Heaven is a place where perfect love is expressed. The Bible says this life is merely a warm-up session, an endless process of learning to love as God loves.

That’s why Paul later tells the Corinthian believers to pursue love above all else.

Love is more important than any other virtue or worthy Christian work. It is the catalyst for good works that have any value in God’s eyes: “If I gave everything I have to the poor and even sacrificed my body, I could boast about it; but if I didn’t love others, I would be of no value whatsoever.” (1 Corinthians 13:3, NLT).

Regrettably, today’s culture clouds our understanding of love. In the coming days, millions of dollars will be spent on flowers and chocolates and hotel rooms in the name of love. That’s a good thing; God invented romance.

But in some cases, those expressions will not be of godly love but something else, something man-made, something that frankly will not endure.

The Bible says genuine, God-sized love is “patient and kind. Love is not jealous or boastful or proud or rude. Love does not demand its own way. Love is not irritable, and it keeps no record when it has been wronged. It is never glad about injustice, but rejoices whenever the truth wins out. Love never gives up, never loses faith, is always hopeful, and endures through every circumstance.” (1 Corinthians 13:4-7, NLT).

This amazing, selfless love is what God demonstrated when he sent his own son, Jesus, to the cross to pay man’s debt of sin. And it is precisely the kind of love Christians are encouraged to emulate above all else.

Perhaps in no other relationship is this love better demonstrated than within marriage. The Bible tells us that marriage is a bond that depicts Christ’s love for his church. It’s a bond not intended to be broken.

It saddens me to know that there is no appreciable difference in the divorce rate among Christians and non-Christians.

It seems those who have been blessed with divine, sacrificial love have just as hard a time expressing it as those who have not. The results for families and our society have been tragic.

I wonder if we believe the world’s lies about love and marriage. The world tells us to find the right person, fall in love, and center our hopes and dreams in that person. It is a recipe for failure.

Our spouse will fail us in some way, at some time, just as we will fail them. Bank on it.
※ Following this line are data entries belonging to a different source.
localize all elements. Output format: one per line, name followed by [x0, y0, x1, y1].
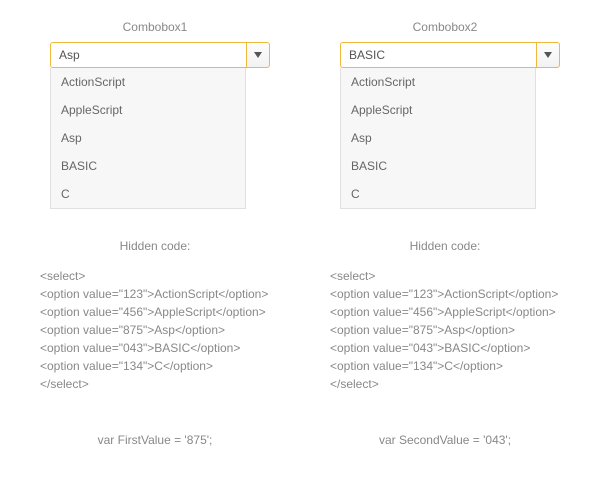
combobox1-option[interactable]: C [51, 180, 245, 208]
code-line: <option value="134">C</option> [330, 357, 560, 375]
var-first-value: var FirstValue = '875'; [40, 433, 270, 447]
code-line: </select> [40, 375, 270, 393]
hidden-code-left: <select> <option value="123">ActionScrip… [40, 267, 270, 393]
code-line: <select> [330, 267, 560, 285]
combobox2-option[interactable]: ActionScript [341, 68, 535, 96]
combobox1 [50, 42, 270, 68]
var-second-value: var SecondValue = '043'; [330, 433, 560, 447]
combobox1-dropdown: ActionScript AppleScript Asp BASIC C [50, 68, 246, 209]
code-line: <option value="875">Asp</option> [330, 321, 560, 339]
code-line: <option value="875">Asp</option> [40, 321, 270, 339]
hidden-code-label-right: Hidden code: [330, 239, 560, 253]
code-line: <option value="123">ActionScript</option… [40, 285, 270, 303]
combobox2-dropdown: ActionScript AppleScript Asp BASIC C [340, 68, 536, 209]
code-line: <option value="456">AppleScript</option> [330, 303, 560, 321]
code-line: <option value="043">BASIC</option> [330, 339, 560, 357]
combobox1-column: Combobox1 ActionScript AppleScript Asp B… [40, 20, 270, 447]
combobox1-option[interactable]: BASIC [51, 152, 245, 180]
combobox2-input[interactable] [340, 42, 536, 68]
hidden-code-right: <select> <option value="123">ActionScrip… [330, 267, 560, 393]
chevron-down-icon [544, 52, 552, 58]
code-line: <option value="123">ActionScript</option… [330, 285, 560, 303]
combobox1-option[interactable]: ActionScript [51, 68, 245, 96]
combobox2-option[interactable]: AppleScript [341, 96, 535, 124]
combobox1-option[interactable]: AppleScript [51, 96, 245, 124]
combobox1-title: Combobox1 [40, 20, 270, 34]
code-line: <option value="456">AppleScript</option> [40, 303, 270, 321]
combobox2-option[interactable]: BASIC [341, 152, 535, 180]
code-line: </select> [330, 375, 560, 393]
combobox2-title: Combobox2 [330, 20, 560, 34]
combobox2-dropdown-button[interactable] [536, 42, 560, 68]
hidden-code-label-left: Hidden code: [40, 239, 270, 253]
code-line: <option value="043">BASIC</option> [40, 339, 270, 357]
combobox2-column: Combobox2 ActionScript AppleScript Asp B… [330, 20, 560, 447]
combobox2-option[interactable]: C [341, 180, 535, 208]
code-line: <select> [40, 267, 270, 285]
combobox1-dropdown-button[interactable] [246, 42, 270, 68]
combobox1-input[interactable] [50, 42, 246, 68]
code-line: <option value="134">C</option> [40, 357, 270, 375]
combobox2 [340, 42, 560, 68]
chevron-down-icon [254, 52, 262, 58]
combobox2-option[interactable]: Asp [341, 124, 535, 152]
combobox1-option[interactable]: Asp [51, 124, 245, 152]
If our love is all tied up in who they are, or what they do, we’re in big trouble. Ask any divorce lawyer.

God’s word, instead, tells us to be the right person. We’re to be grounded in relationship with the Lord Jesus Christ above everyone and everything else.

Then we’re to walk in the love of Christ, selflessly giving ourselves to our spouse. Walking in love is all about sacrifice and commitment, not getting someone to change into our preferred image of how they should be.

God loves us so much, he gave us what we needed most when we deserved it the least – unconditional love and forgiveness. That’s our model for love in marriage.

God’s word also encourages us to place our hope in him and please him through our relationships.

I’ll never forget my wedding day, almost 16 years ago. My wife, Pam, was so beautiful as she walked down the aisle toward me. That was bliss.

But it pales in comparison to the view I now have of her heart, a heart that loves the Lord Jesus, and as a result is compelled to share that love with me.

The makers of candies, cards and candles would help me express my feelings for her this time of year. But of all the options out there, I really believe “the greatest of these is love.”